Fast-forward almost 40 years and those same people, although now less pushy, are helping to rekindle interest in the E30, with the result that good ones now cost almost as much as they did when new and, in some cases, much more. You want an E30 M3, not covered in this guide? Depending on its condition and provenance, it will be between £40,000 and £190,000.
Fortunately, prices for less exotic but sound E30s start at about £5000, rising to around £12,000 for something like a low-mileage 1989- reg 325i Touring auto. Alternatively, you can get involved for £2500, about right for a tatty runner with rust, a patchy service history, a creaky cabin and malfunctioning electricals. Sounds bad, doesn’t it, except that, if you’re lucky, you might land something like our ‘One we found’ example, an honest motor with flaws but, at heart, as solid as a rock.

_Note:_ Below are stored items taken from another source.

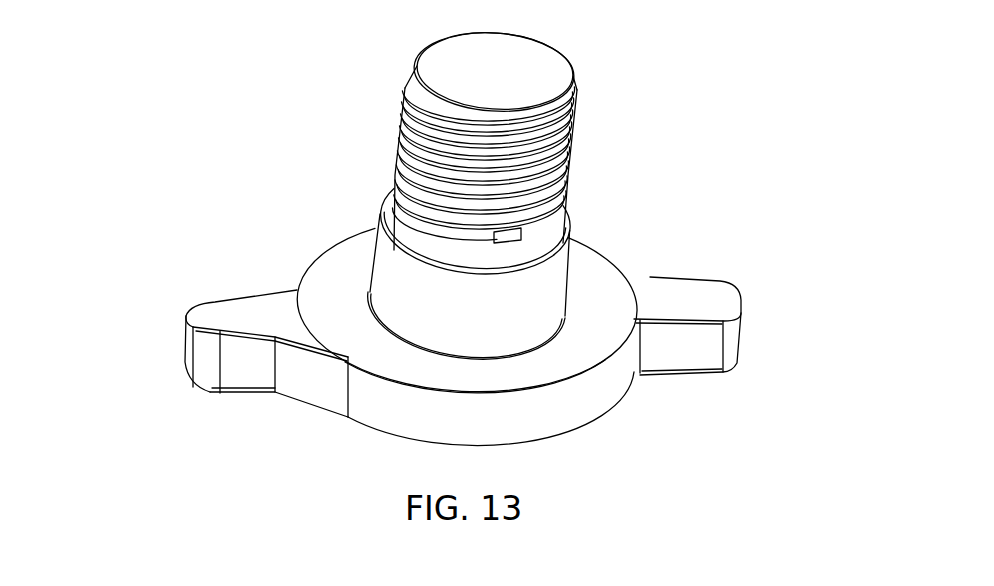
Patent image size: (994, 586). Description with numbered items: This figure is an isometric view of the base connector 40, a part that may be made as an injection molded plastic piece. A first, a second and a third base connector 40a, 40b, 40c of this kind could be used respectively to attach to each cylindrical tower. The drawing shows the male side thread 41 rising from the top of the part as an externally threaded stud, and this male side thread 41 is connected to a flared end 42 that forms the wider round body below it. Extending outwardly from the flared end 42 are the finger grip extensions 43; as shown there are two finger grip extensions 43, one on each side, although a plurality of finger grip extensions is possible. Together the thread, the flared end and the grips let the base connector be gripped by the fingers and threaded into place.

The base connector 40 is at (453, 246).
The first base connector 40a is at (453, 246).
The second base connector 40b is at (453, 246).
The third base connector 40c is at (276, 144).
The male side thread 41 is at (577, 127).
The flared end 42 is at (558, 357).
The finger grip extension 43 is at (216, 305).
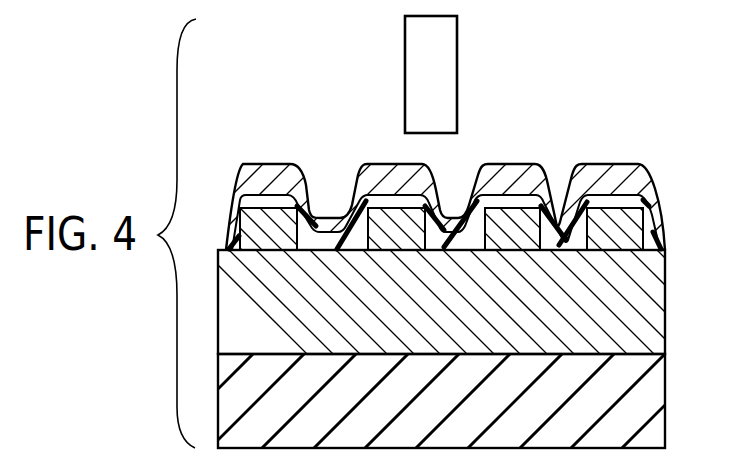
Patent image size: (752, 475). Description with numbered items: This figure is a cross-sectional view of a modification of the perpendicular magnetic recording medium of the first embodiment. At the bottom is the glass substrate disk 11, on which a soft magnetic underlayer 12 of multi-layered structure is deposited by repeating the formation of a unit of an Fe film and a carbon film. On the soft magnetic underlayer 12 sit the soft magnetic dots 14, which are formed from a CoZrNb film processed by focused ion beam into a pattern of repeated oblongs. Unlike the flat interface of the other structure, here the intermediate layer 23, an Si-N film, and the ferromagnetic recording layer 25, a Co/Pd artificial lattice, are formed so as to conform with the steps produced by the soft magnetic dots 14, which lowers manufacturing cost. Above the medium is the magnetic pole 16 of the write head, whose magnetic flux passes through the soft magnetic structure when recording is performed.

The glass substrate disk 11 is at (665, 397).
The soft magnetic underlayer 12 is at (665, 315).
The soft magnetic dots 14 is at (270, 212).
The magnetic pole 16 is at (458, 67).
The intermediate layer 23 is at (648, 221).
The ferromagnetic recording layer 25 is at (640, 177).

The E30 was a big improvement on its predecessor, the E21 (1975-1982), with more secure rear-drive handling, a much-improved driving position and higher levels of smoothness and refinement. However, despite its superior engineering and construction, it rusted just as badly. The 1987 update brought improved protection in this respect.
New buyers had a choice of four-cylinder 1.6- and 1.8-litre carburetted or injected engines and 2.0, 2.3 and 2.5-litre straight-six injected units. Power outputs were impressive for the time but nothing remarkable these days. You’ll find a 316 and 318 pretty underwhelming. The rortiest engine is the 168bhp 2.5-litre straight six in the 325iS but look out, too, for the special 134bhp four-pot in the 1989-on 318iS two-door; it was the most modern engine in the range. We found a tidy 1990-reg example with 147,000 miles for £6750.
Given they were cheaper and the bigger sellers, the cooking 318i and 320i saloons are today the most numerous E30s, split roughly equally between manuals and automatics. Of the two, the 320i manual is the one to have but regardless, at this distance, condition is everything. Rust, particularly, will wipe away any smile. Convertibles, available in Baur-built and later BMW-built forms (the former retains the door frames) are reasonably plentiful but pricey. Definitely one to buy with your head rather than your heart.